We ‘count’ on objects to provide comfort when we'll need it, but our focus varies through time: we count on e.g. a friend to be present except when we count on something else (e.g. other friends, or simply a swift traffic on our way to work, a pill to fix a headache…). Although our focus varies, the ‘power’ lies in supposedly having the permanent possibility to use any object we count on, should we choose to. We have views on what we can and cannot act upon, and we naturally cling to the views that we feel ‘empower’ us. These views rely on a delusional projection of permanency though!

Engaging with direct consequences

Few people have difficulties to agree with the above, although fewer ‘realise’ this enough not to fall into the classic patterns, ‘comprehend’ this enough to engage differently with such a situation.
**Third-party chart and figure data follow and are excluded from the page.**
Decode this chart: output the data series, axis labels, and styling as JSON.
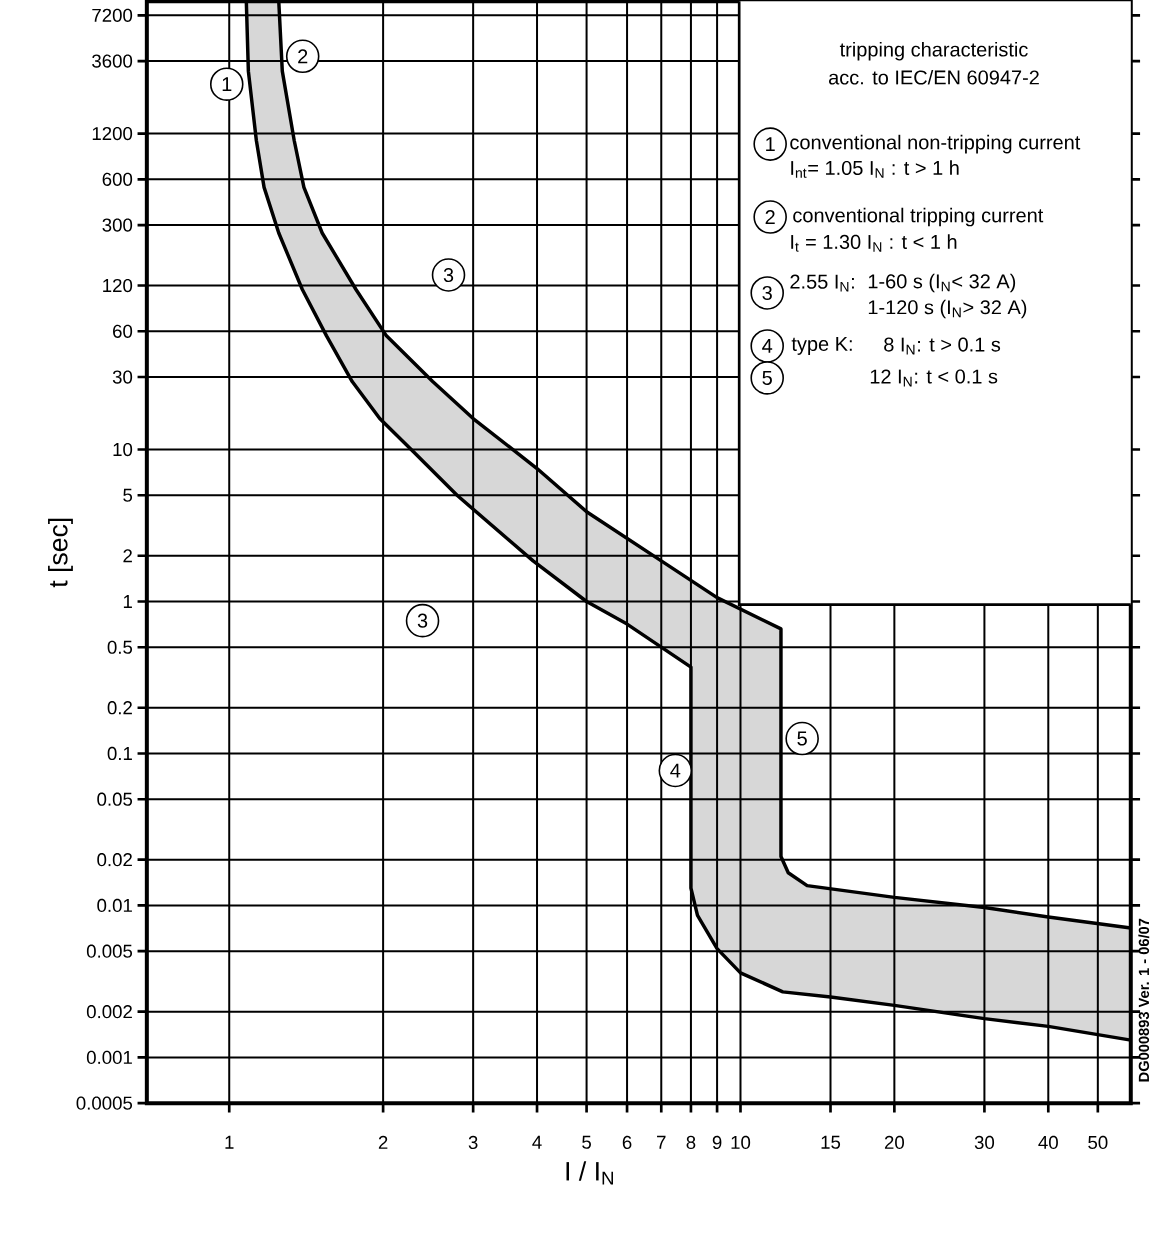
{
  "chart_data": {
    "type": "line",
    "xlabel": "I / I$_{N}$",
    "ylabel": "t [sec]",
    "log": "xy",
    "grid": true,
    "marker": "none",
    "line_style": "solid",
    "xlim": [
      0.69,
      58
    ],
    "ylim": [
      0.0005,
      8900
    ],
    "xticks": [
      1,
      2,
      3,
      4,
      5,
      6,
      7,
      8,
      9,
      10,
      15,
      20,
      30,
      40,
      50
    ],
    "yticks": [
      0.0005,
      0.001,
      0.002,
      0.005,
      0.01,
      0.02,
      0.05,
      0.1,
      0.2,
      0.5,
      1,
      2,
      5,
      10,
      30,
      60,
      120,
      300,
      600,
      1200,
      3600,
      7200
    ],
    "series": [
      {
        "color": "#000000",
        "x": [
          1.08,
          1.09,
          1.13,
          1.17,
          1.25,
          1.39,
          1.55,
          1.74,
          1.97,
          2.29,
          2.79,
          3.93,
          5,
          6,
          8,
          8,
          8.24,
          9,
          10,
          12.1,
          15,
          20,
          30,
          40,
          58
        ],
        "values": [
          8900,
          3090,
          1080,
          531,
          266,
          113,
          56,
          28,
          16,
          9.7,
          5.0,
          1.85,
          1.0,
          0.71,
          0.37,
          0.013,
          0.0086,
          0.0052,
          0.0036,
          0.0027,
          0.0025,
          0.0022,
          0.0018,
          0.0016,
          0.0013
        ]
      },
      {
        "color": "#000000",
        "x": [
          1.25,
          1.27,
          1.34,
          1.4,
          1.52,
          1.77,
          2.03,
          2.5,
          3,
          4,
          5,
          7,
          9,
          12,
          12,
          12.4,
          13.5,
          20,
          30,
          40,
          58
        ],
        "values": [
          8900,
          3090,
          1080,
          531,
          266,
          113,
          56,
          28,
          16,
          7.5,
          3.9,
          1.85,
          1.06,
          0.66,
          0.021,
          0.0164,
          0.0135,
          0.0113,
          0.0097,
          0.0084,
          0.0071
        ]
      }
    ],
    "annotations": [
      "tripping characteristic",
      "acc. to IEC/EN 60947-2",
      "1",
      "conventional non-tripping current",
      "I$_{nt}$= 1.05 I$_{N}$ : t > 1 h",
      "2",
      "conventional tripping current",
      "I$_{t}$ = 1.30 I$_{N}$ : t < 1 h",
      "3",
      "2.55 I$_{N}$:",
      "1-60 s (I$_{N}$< 32 A)",
      "1-120 s (I$_{N}$> 32 A)",
      "4",
      "type K:",
      "8 I$_{N}$: t > 0.1 s",
      "5",
      "12 I$_{N}$: t < 0.1 s",
      "DG000893 Ver. 1 - 06/07",
      "1",
      "2",
      "3",
      "3",
      "4",
      "5"
    ]
  }
}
As hard as it might sound, engaging differently starts with accepting things as they are, which means “not wasting time wishing the situation to be different” and “taking the present situation as the starting point of responsible engagement, not of day-dreaming hypothetical worlds.” As was discussed in the first part on the heart of sadness, patient equanimous engagement and wise resolve are key to pass through the suffering to the other shore. Patience is not passivity.
Once seeing things as they are, accepting them as such means to pick a constructive attitude towards the situation. It often requires to step back from the “you vs. me” conflict mode, and to embrace the search for a way for the situation to evolve for the better, regardless of the past it arose from. It often requires to drop the prejudice that the past was ‘better’, to drop the myth of the Golden Age (a prejudice which all too often only captures an anguish from facing the unknown and covers a “better the devil we know!” attitude).
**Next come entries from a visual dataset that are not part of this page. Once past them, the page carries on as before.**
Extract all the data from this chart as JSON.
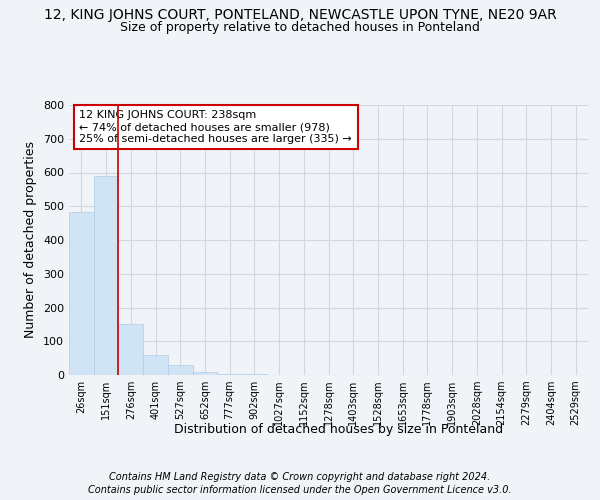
{
  "title_line1": "12, KING JOHNS COURT, PONTELAND, NEWCASTLE UPON TYNE, NE20 9AR",
  "title_line2": "Size of property relative to detached houses in Ponteland",
  "xlabel": "Distribution of detached houses by size in Ponteland",
  "ylabel": "Number of detached properties",
  "bar_labels": [
    "26sqm",
    "151sqm",
    "276sqm",
    "401sqm",
    "527sqm",
    "652sqm",
    "777sqm",
    "902sqm",
    "1027sqm",
    "1152sqm",
    "1278sqm",
    "1403sqm",
    "1528sqm",
    "1653sqm",
    "1778sqm",
    "1903sqm",
    "2028sqm",
    "2154sqm",
    "2279sqm",
    "2404sqm",
    "2529sqm"
  ],
  "bar_values": [
    484,
    591,
    152,
    60,
    30,
    8,
    3,
    2,
    1,
    0,
    0,
    0,
    0,
    0,
    0,
    0,
    0,
    0,
    0,
    0,
    0
  ],
  "bar_color": "#d0e4f5",
  "bar_edge_color": "#b0cce8",
  "vline_x": 1.5,
  "vline_color": "#cc0000",
  "annotation_text": "12 KING JOHNS COURT: 238sqm\n← 74% of detached houses are smaller (978)\n25% of semi-detached houses are larger (335) →",
  "annotation_box_color": "#ffffff",
  "annotation_box_edge": "#cc0000",
  "ylim": [
    0,
    800
  ],
  "yticks": [
    0,
    100,
    200,
    300,
    400,
    500,
    600,
    700,
    800
  ],
  "footer_line1": "Contains HM Land Registry data © Crown copyright and database right 2024.",
  "footer_line2": "Contains public sector information licensed under the Open Government Licence v3.0.",
  "bg_color": "#f0f4f8",
  "plot_bg_color": "#f0f4f8",
  "grid_color": "#d0d8e0",
  "title_fontsize": 10,
  "subtitle_fontsize": 9,
  "tick_fontsize": 7,
  "axis_label_fontsize": 9
}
Fully realising the above also gives sense of some classic unease and boredom. In many relationships (between people, or between people and object), the impermanence of phenomena ensures a ‘loss’ although much of the ‘object’ is still present. That's simply the end of the honey-moon period. If we cling to a view of the object from day-1, and the object evolves and loses its shine, then the mismatch between view and reality creates anguish. And by focusing on the loss of day-1 enthusiasm, one might be blind to the richness of day-2 inter-dependence. If we focus on what ceases without paying attention to what it gives rise to, clinging to the past and cultivating aversion for the new, we're unlikely to engage constructively.
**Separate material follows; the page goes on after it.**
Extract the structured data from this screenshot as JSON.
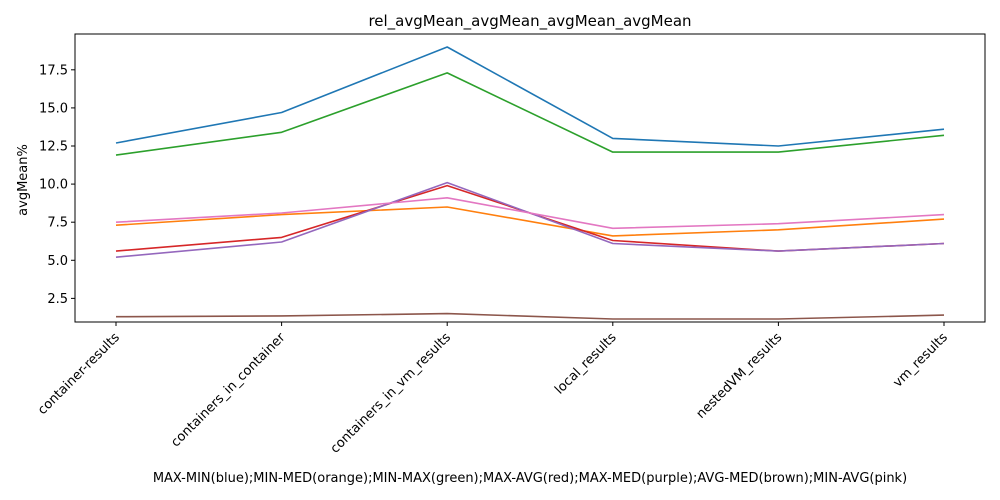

Can the discernment reach down to even subtler nuances, can we enquire even deeper into the heart of sadness? Clinging to a past pollutes our present as discussed above, by motivating a resistance to change, by blinding us from the wholesome aspects of the new, etc., but can we discern other ways by which clinging might pollute here&now? Causality isn't a chain: many ‘causes’ are combined to give rise to one ‘effect’, and each ‘cause’ contributes to many ‘effects.’ Can we commprehend a wider range of the consequences of clinging in a context of separation?